Análise de estabilidade de retificadores com correção de fator de potência empregando modelos lineares periódicos no tempo

Abstract

Many control techniques applied to converters with power factor correction (PFC) use cascaded control to compensate the output voltage and the input current. These techniques usually employ linear time-invariant (LTI) models and ignore the periodic output voltage oscillation by using compensator with low-pass characteristic. To ensure correlation between the rectifier and its LTI model, as well as power factor correction, these techniques reduce the crossing frequency, which result in a closed-loop voltage with poor dynamic response. Aiming to reduce the time-response designers have associated notch filters into the controller to increase the bandwidth. These filters increase the attenuation in ripple frequencies making possible to enlarge system bandwidth without compromising power factor correction. However, increasing the crossing frequency enhances the interaction between ac output components and the feedback system. In these cases, linear time-invariant (LTI) approach can not adequately represent the closed loop dynamics. As a result, LTI stability analysis based on LTI approach is no longer valid. On the other hand, a better dynamic representation can be achieved by using linear time-periodic models (LTP). These models include the modulation effects inherent in the output voltage dynamics.

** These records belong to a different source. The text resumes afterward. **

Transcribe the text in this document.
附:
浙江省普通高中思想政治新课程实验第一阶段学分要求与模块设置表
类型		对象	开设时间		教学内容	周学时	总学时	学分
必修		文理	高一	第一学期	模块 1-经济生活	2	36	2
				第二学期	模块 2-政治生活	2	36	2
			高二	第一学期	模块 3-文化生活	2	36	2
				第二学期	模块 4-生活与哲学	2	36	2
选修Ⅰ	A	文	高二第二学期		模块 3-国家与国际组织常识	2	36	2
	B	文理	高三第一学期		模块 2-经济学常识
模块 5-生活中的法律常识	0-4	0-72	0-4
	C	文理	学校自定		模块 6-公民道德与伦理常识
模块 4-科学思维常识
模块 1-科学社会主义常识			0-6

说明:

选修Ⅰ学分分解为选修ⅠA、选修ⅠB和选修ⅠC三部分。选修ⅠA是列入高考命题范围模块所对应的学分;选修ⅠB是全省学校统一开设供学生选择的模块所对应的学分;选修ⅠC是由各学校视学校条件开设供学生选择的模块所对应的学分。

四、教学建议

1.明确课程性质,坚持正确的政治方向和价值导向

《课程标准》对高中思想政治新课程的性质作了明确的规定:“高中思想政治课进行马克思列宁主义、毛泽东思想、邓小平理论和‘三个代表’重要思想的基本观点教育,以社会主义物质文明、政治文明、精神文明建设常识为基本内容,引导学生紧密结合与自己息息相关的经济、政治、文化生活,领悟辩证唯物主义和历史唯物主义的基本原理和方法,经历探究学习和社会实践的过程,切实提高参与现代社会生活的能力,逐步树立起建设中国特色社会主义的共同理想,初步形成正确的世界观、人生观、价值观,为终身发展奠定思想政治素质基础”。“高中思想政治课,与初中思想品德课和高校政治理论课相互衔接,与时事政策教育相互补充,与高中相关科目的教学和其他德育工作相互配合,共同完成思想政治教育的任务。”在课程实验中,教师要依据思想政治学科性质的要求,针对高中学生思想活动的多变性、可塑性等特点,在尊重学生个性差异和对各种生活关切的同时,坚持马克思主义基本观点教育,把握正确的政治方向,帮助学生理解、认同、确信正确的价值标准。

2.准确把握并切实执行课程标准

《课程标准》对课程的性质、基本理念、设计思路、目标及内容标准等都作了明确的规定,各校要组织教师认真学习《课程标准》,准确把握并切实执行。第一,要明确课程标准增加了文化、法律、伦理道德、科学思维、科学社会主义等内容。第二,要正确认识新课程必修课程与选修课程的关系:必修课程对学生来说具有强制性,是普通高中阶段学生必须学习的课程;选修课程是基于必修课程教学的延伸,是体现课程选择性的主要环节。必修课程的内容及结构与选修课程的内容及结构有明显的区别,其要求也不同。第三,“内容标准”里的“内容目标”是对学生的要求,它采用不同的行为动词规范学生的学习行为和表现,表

This work presents an alternative systematic methodology to perform the stability analysis for continuous-time closed-loop control systems using linear time-periodic (LTP) models. This methodology use an LTP representation in frequency domain called harmonic transfer function (HTF). This method extends the multi-variable LTI techniques for LTP approach. Finally is detailed the stability analysis of full-bridge and half-bridge single-phase PFC rectifiers. Theoretical, simulation and experimental results are presented to validate the proposed technique.